Old Egyptian Courthouse
This strange example of the Egyptian Revival architecture trend now holds Mardi Gras floats.
Located in the Irish Channel neighborhood between a welding facility and traditional shotgun homes is a strange Egyptian edifice. Its architectural details and motifs give a not-so-subtle nod to the great monuments of an ancient city thousands of miles away.
Built in 1834, this is the site of the original courthouse and prison for the short-lived town of Lafayette. The winged suns adorning its exterior represent protection, which is appropriate for a courthouse. It’s an exquisite example of the Egyptian Revival trend that gained traction in the 19th century.
The former courthouse is one of the oldest buildings in the Irish Channel of New Orleans. Its current shape comes from a 1843 redesign by famed architect James Gallier, though it was sold by 1852 for demolition. Thankfully it survived, and in its nearly 200 years of existence, the building has held as a courthouse, prison, public market, and government offices.

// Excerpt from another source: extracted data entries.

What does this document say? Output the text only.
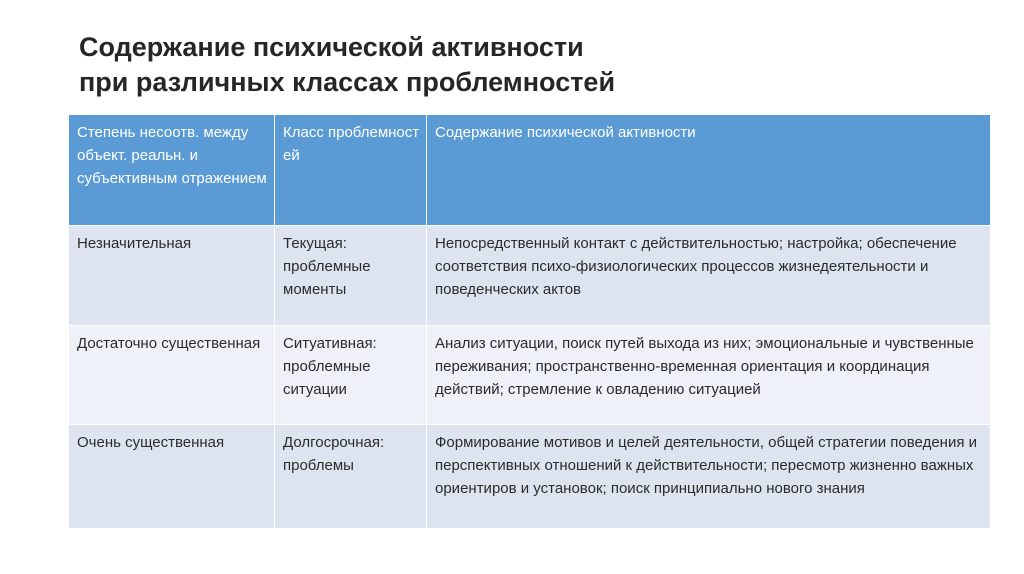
Содержание психической активности
при различных классах проблемностей
Степень несоотв. между объект. реальн. и субъективным отражением	Класс проблемност ей	Содержание психической активности

Незначительная	Текущая: проблемные моменты	Непосредственный контакт с действительностью; настройка; обеспечение соответствия психо-физиологических процессов жизнедеятельности и поведенческих актов
Достаточно существенная	Ситуативная: проблемные ситуации	Анализ ситуации, поиск путей выхода из них; эмоциональные и чувственные переживания; пространственно-временная ориентация и координация действий; стремление к овладению ситуацией
Очень существенная	Долгосрочная: проблемы	Формирование мотивов и целей деятельности, общей стратегии поведения и перспективных отношений к действительности; пересмотр жизненно важных ориентиров и установок; поиск принципиально нового знания
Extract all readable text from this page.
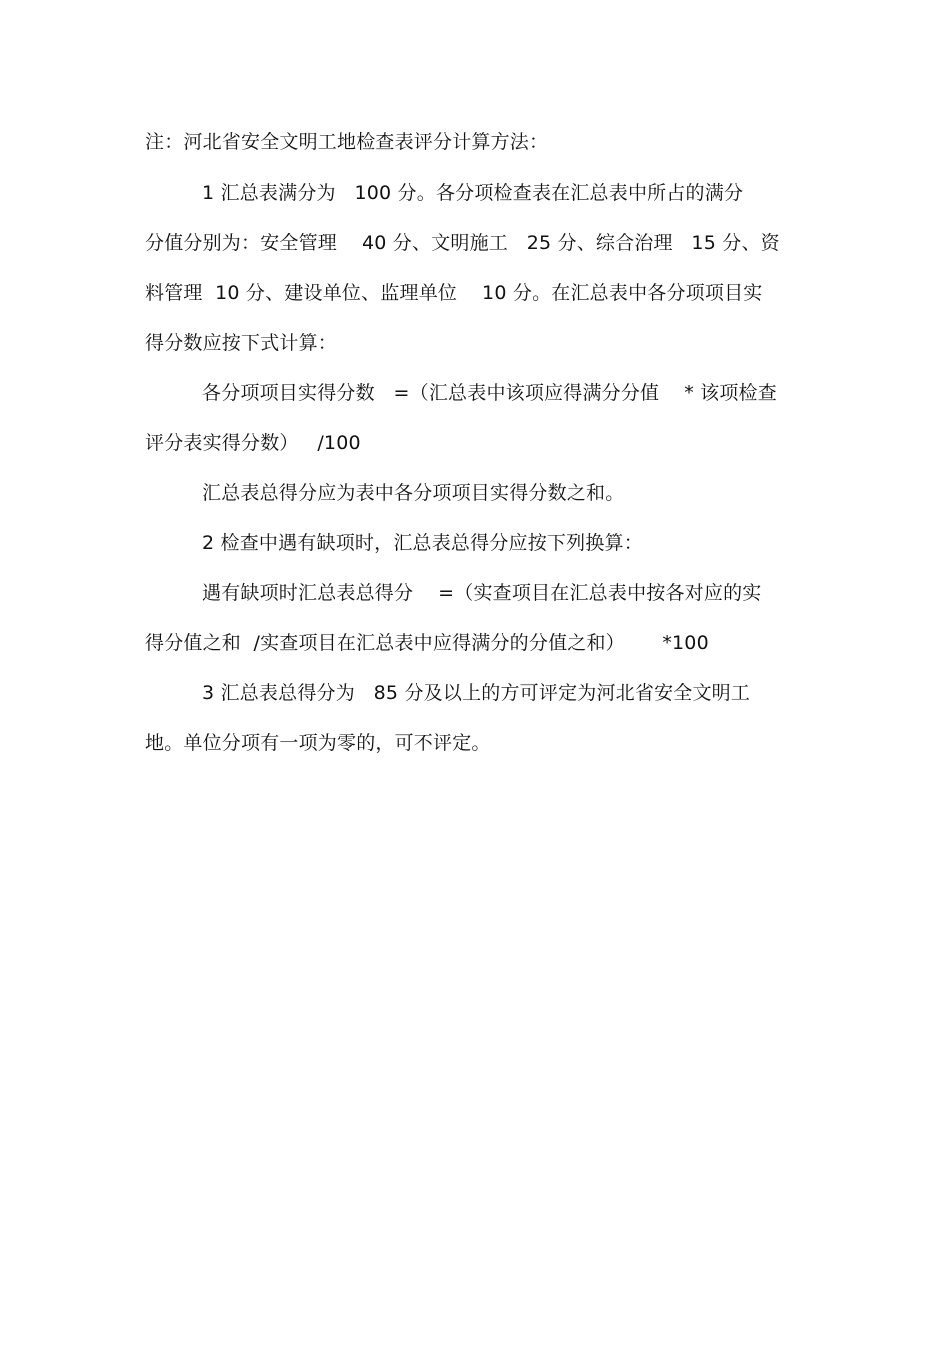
注：河北省安全文明工地检查表评分计算方法：
1 汇总表满分为   100 分。各分项检查表在汇总表中所占的满分
分值分别为：安全管理    40 分、文明施工   25 分、综合治理   15 分、资
料管理  10 分、建设单位、监理单位    10 分。在汇总表中各分项项目实
得分数应按下式计算：
各分项项目实得分数   =（汇总表中该项应得满分分值    * 该项检查
评分表实得分数）   /100
汇总表总得分应为表中各分项项目实得分数之和。
2 检查中遇有缺项时，汇总表总得分应按下列换算：
遇有缺项时汇总表总得分    =（实查项目在汇总表中按各对应的实
得分值之和  /实查项目在汇总表中应得满分的分值之和）      *100
3 汇总表总得分为   85 分及以上的方可评定为河北省安全文明工
地。单位分项有一项为零的，可不评定。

Today, it holds the floats for the Mardi Gras Krewe of Babylon. Every year, the Knights of Babylon present the first evening parade on the Thursday prior to Fat Tuesday, followed by a lavish ball.
Know Before You Go
The building is currently for sale! The building was formerly operated as the Knights of Babylon Den, and not open to the public. Though you can't get inside, you can still admire its exterior architectural details. The building is five blocks from Magazine Street, which is popular for dining and shopping.